Bokor Hutasuhut merekam sejarah bangso Batak yang selalu identik dengan tanah (lahan hidup). Tanah bagi orang Batak adalah tahta, kekuasaan, kehidupan, keutuhan, dan kasih sayang terhadap sesama. Sebuah komunitas masyarakat marga belum bisa disebut masyarakat bila tak punya bona (tempat tinggal) yang dalam bahasa umpasa (metaforik) disebut portibi atau banua, yaitu sepetak tanah di mana masyarakat membangun perkampungan, memiliki lahan pertanian, dan menata sistem sosialnya. Tapi Bokor Hutasuhut justru menciptakan Ronggur, tokoh utama dalam Penakluk Ujung Dunia, seorang anak muda yang berpikiran maju, yang menolak ikut berperang, dan mencarikan solusi dengan cara mencari tanah lain sebagai daerah baru. [5]

Pengalaman masa kecil Bokor Hutasuhut melahirkan gagasan tentang “kenapa harus berperang kalau yang diinginkan hanya tanah” dan “bukankah tanah bisa dicari dengan menemukan lahan baru”.  Gagasan dasarnya, merekam sejarah bangso Batak yang masyarakatnya selalu berpikir mencari inovasi dalam mengatasi persoalan kehidupan akibat daerahnya tak subur, sehingga yang dibutuhkan bangso Batak adalah mengubah pola pikir agar bisa mendapatkan solusi atas persoalan-persoalan krusial yang sedang dihadapi.

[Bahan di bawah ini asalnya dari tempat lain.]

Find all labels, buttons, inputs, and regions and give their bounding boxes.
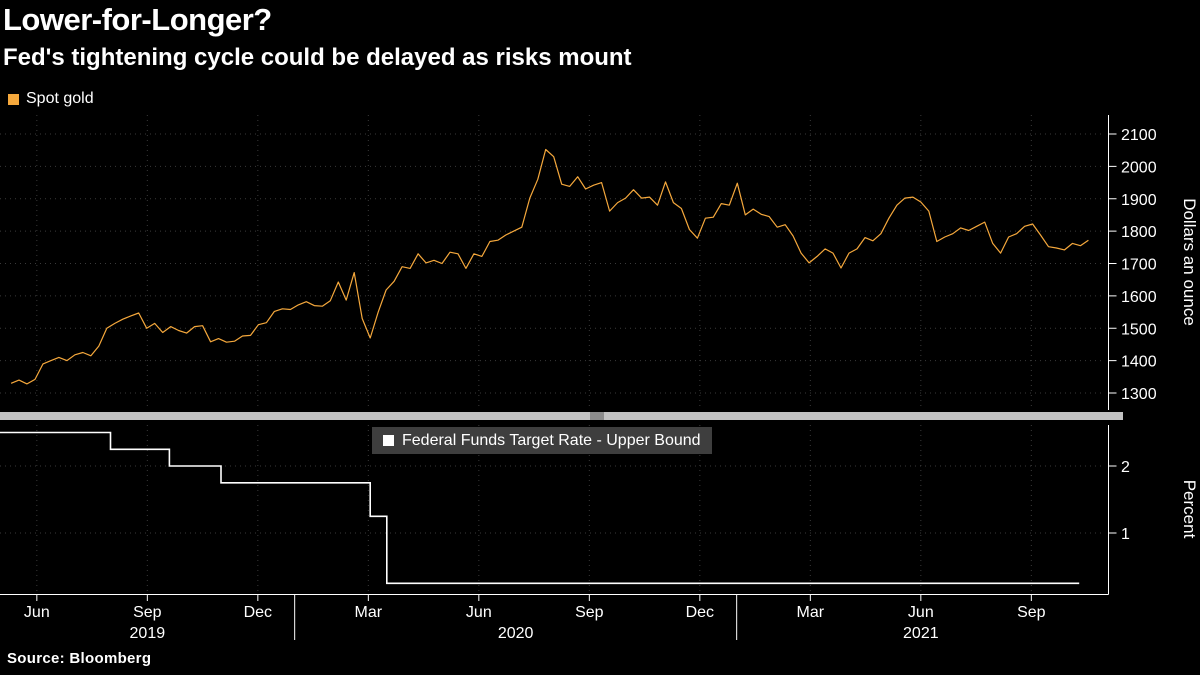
y-tick-label: 1500 [1121,321,1157,338]
spot-gold-swatch-icon [8,93,19,105]
fed-funds-series-line [0,431,1080,585]
x-tick-label: Dec [686,604,714,621]
x-tick-label: Dec [244,604,272,621]
y-tick-label: 1 [1121,526,1130,543]
year-label: 2021 [903,625,939,642]
year-label: 2019 [130,625,166,642]
y-tick-label: 1600 [1121,289,1157,306]
chart-splitter[interactable] [0,412,1123,420]
legend-fed-funds: Federal Funds Target Rate - Upper Bound [372,427,712,454]
x-tick-label: Mar [355,604,383,621]
y-tick-label: 1800 [1121,224,1157,241]
y-tick-label: 1700 [1121,257,1157,274]
chart-splitter-handle[interactable] [590,412,604,420]
y-tick-label: 1900 [1121,192,1157,209]
page-title: Lower-for-Longer? [3,2,272,37]
x-tick-label: Jun [908,604,934,621]
x-tick-label: Mar [797,604,825,621]
spot-gold-series-line [10,148,1089,385]
page-subtitle: Fed's tightening cycle could be delayed … [3,44,632,71]
year-label: 2020 [498,625,534,642]
y-axis-title-percent: Percent [1180,480,1199,539]
x-tick-label: Sep [1017,604,1046,621]
fed-funds-swatch-icon [383,435,394,446]
legend-spot-gold: Spot gold [8,90,94,108]
y-tick-label: 2000 [1121,159,1157,176]
y-axis-title-dollars: Dollars an ounce [1180,198,1199,326]
x-tick-label: Jun [24,604,50,621]
source-note: Source: Bloomberg [7,650,152,667]
y-tick-label: 2100 [1121,127,1157,144]
y-tick-label: 2 [1121,459,1130,476]
fed-funds-legend-label: Federal Funds Target Rate - Upper Bound [402,431,701,449]
x-tick-label: Jun [466,604,492,621]
x-tick-label: Sep [133,604,162,621]
spot-gold-legend-label: Spot gold [26,90,94,107]
y-tick-label: 1300 [1121,386,1157,403]
y-tick-label: 1400 [1121,354,1157,371]
x-tick-label: Sep [575,604,604,621]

Novel Penakluk Ujung Dunia menampilkan tokoh yang berpikiran maju yang bertolak-belakang dengan masyarakatnya yang tradisional, dan kelahiran tokoh seperti ini erat kaitannya dengan sosok Bokor Hutasuhut yang mengikuti ayahnya berdakwa agama ke perkampungan-perkampungan untuk membuka pola pikir masyarakat. 

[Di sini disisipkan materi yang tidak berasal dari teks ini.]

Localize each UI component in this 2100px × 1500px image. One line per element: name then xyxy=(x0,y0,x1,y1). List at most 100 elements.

Dalam novel Tanah Kesayangan dan novel Pantai Barat, tokoh-tokoh Bokor Hutasuhut identik sebagai manusia  yang berpikiran maju, selalu punya alternative atas persoalan yang dihadapi, dan keluar dari mainstream yang kuat dipengaruhi tradisi.  Setiap novel Bokor Hutasuhut menegaskan, selain pentingnya tanah bagi bangso Batak, juga yang sangat penting adalah mengubah pola pikir agar tidak menderita (karena beban tradisi menjadi japuurut dalam Penankluk Ujung Dunia, atau dijajah Belanda dan Jepang dalam Tanah Kesayangan dan Pantai Barat) atau hidup miskin dan terbelakang. 

3


Selama “menghilang” dari dunia kreatif berkesusastraan, Bokor Hutasuhut menjadi pengusaha sembari mengumpulkan cerpen-cerpennya yang pernah disiarkan di media cetak. Manuskrip-manuskrip kumpulan cerita pendek Bokor Hutasuhut seperti
Menyilang ke Utara, Daerah Toba Danauku Sayang, Pecahan Yang Menggumpal,  dan Di Atas Sepeda. Sementara novelnya Pantai Barat, mulai menemukan penerbit.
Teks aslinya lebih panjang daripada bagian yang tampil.